On the table are Alice Munro's Too Much Happiness (Almodovar adapted three of the Canadian writer's short stories for his 2016 film Julieta) and Lucia Berlin's short story anthology, A Manual for Cleaning Women, which the director is currently reportedly in the process of filming. Also, do not miss Truman Capote's novella Breakfast at Tiffany's and F. Scott Fitzgerald's novel Tender is the Night, both of which successfully made their way to the big screen.

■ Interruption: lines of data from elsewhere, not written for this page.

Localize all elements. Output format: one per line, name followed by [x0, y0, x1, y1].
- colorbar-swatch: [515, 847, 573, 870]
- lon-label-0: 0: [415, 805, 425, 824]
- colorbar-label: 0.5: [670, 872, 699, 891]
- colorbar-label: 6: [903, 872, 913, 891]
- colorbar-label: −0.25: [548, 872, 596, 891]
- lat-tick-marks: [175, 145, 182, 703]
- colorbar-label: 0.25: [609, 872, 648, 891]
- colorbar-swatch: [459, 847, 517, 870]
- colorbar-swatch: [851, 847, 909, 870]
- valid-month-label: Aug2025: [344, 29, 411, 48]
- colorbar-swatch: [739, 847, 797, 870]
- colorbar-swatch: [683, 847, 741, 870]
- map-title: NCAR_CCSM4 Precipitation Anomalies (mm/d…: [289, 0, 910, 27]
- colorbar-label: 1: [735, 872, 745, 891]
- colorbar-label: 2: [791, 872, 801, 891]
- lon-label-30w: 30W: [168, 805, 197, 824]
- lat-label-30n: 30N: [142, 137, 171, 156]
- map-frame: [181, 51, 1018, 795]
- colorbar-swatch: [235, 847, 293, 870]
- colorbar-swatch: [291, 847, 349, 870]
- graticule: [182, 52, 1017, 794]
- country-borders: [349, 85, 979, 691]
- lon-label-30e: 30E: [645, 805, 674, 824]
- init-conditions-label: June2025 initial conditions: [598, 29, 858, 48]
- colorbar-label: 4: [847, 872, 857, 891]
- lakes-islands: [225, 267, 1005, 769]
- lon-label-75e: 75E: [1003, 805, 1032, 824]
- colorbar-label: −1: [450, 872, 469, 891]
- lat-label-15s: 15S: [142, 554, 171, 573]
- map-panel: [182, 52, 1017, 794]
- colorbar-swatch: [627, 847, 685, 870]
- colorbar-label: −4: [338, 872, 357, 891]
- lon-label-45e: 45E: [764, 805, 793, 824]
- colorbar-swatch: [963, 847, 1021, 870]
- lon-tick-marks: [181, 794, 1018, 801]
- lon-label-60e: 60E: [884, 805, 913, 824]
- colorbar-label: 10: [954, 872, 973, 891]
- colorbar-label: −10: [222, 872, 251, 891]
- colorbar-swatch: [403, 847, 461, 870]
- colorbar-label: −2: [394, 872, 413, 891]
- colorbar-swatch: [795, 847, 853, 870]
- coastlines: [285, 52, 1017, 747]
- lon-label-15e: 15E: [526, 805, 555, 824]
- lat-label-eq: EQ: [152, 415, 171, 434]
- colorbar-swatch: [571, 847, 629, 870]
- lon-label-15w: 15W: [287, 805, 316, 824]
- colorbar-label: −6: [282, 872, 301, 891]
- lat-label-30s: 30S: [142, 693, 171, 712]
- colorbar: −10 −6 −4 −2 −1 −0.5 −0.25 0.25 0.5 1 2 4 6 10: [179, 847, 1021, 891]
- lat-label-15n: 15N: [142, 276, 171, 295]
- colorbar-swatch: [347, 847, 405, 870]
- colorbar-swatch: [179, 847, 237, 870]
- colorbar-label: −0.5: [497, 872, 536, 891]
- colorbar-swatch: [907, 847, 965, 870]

Tilda Swinton joins a long line of illustrious actresses who have over the years played Cocteau's woman spurned. In Roberto Rossellini's 1948 film Una Voce Umani (part of a two-segment anthology titled L'Amore), it was Anna Magnani. In 1964, Simone Signoret, recorded the play in a single, non-stop take in her Parisian home.

A few years later, Ingrid Bergman had a go at the role in an ABC production. (In a scene in The Human Voice, an Ingrid Bergman autobiography is visible on a book shelf). In the late 1970s, Liv Ullmann appeared in a stage production of The Human Voice that was spun off into a television episode. As recently as in 2018, Rosamund Pike portrayed the woman in a 19-minute short film.

With Almodovar having given her the leeway to break free from anything done before, Swinton soars. She is as always inimitable, blending the campy with the classy, the prickly with the piquant, the abject and the assertive in a riveting exploration of the psyche of a woman left all alone to nurse a deep wound.

Embedded into the film is a veritable treasure trove of things unmistakably Almodovarian. With Swinton bringing it all alive, The Human Voice delivers a cinematic spread that transcends the abbreviated format.